17. The device according to claim 14, wherein the computer instructions are further executed to cause implementation of:

setting weighting coefficients for the click-through rate scoring result, the conversion rate scoring result, and the predicted coarse ranking result output from the coarse ranking distillation module and adjusted based on the min-max distillation loss; and

adjusting these corresponding weighting coefficients to optimize the final coarse ranking results of the coarse ranking scoring model, thereby training the coarse ranking scoring model for e-commerce commodities.

18. A non-transitory machine readable medium having stored thereon computer program instructions for training a coarse ranking scoring model for e-commerce commodities, which when executed by one or more processors, cause implementation of:

generating training samples based on a list of commodities recommended by an e-commerce platform in response to a user request;

using a multi-target scoring module within the coarse ranking scoring model, based on the training samples, to perform scoring operations for ranking the commodities under multiple target tasks so as to obtain multi-target scoring results;

using a coarse ranking distillation module within the coarse ranking scoring model, based on the training samples, to perform distillation learning from a fine ranking model's scoring knowledge on fine ranking of commodities, and calculate a min-max distillation loss; and

optimizing a final coarse ranking result of the coarse ranking scoring model for coarse ranking the commodities according to the multi-target scoring results and the min-max distillation loss, to train the coarse ranking scoring model for e-commerce commodities.

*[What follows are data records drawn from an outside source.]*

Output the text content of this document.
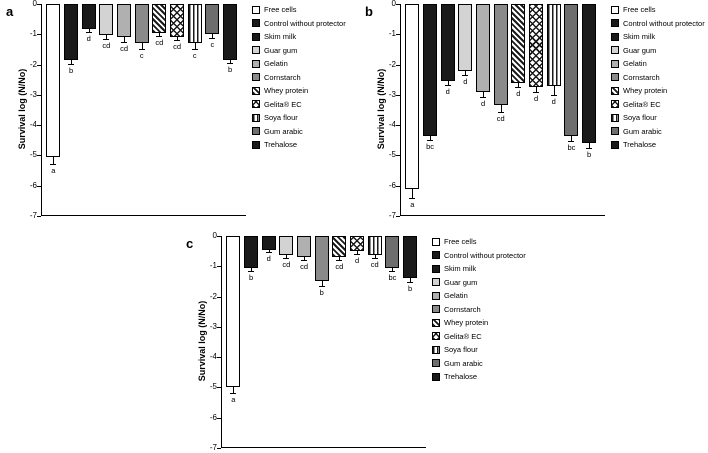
a
Survival log (N/No)
0
-1
-2
-3
-4
-5
-6
-7
a
b
d
cd	cd
c
cd	cd
c
c
b
Free cells
Control without protector
Skim milk
Guar gum
Gelatin
Cornstarch
Whey protein
Gelita® EC
Soya flour
Gum arabic
Trehalose
b
Survival log (N/No)
0
-1
-2
-3
-4
-5
-6
-7
a
bc
d
d
d
cd
d
d	d
bc
b
Free cells
Control without protector
Skim milk
Guar gum
Gelatin
Cornstarch
Whey protein
Gelita® EC
Soya flour
Gum arabic
Trehalose
c
Survival log (N/No)
0
-1
-2
-3
-4
-5
-6
-7
a
b
d
cd	cd
b
cd
d	cd
bc
b
Free cells
Control without protector
Skim milk
Guar gum
Gelatin
Cornstarch
Whey protein
Gelita® EC
Soya flour
Gum arabic
Trehalose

19. A method for coarse ranking scoring e-commerce commodities, the method comprising:

obtaining a list of commodities recommended by an e-commerce platform in response to a user request; and

using a coarse ranking scoring model, trained according to the method described in claim 1, to perform coarse ranking scoring based on the list of commodities to obtain coarse ranking results.

20. A device for coarse ranking scoring e-commerce commodities, the device comprising:

a processor; and

a memory having stored thereon computer instructions for coarse ranking scoring e-commerce commodities that, when executed by the processor, cause implementation of the method described in claim 19.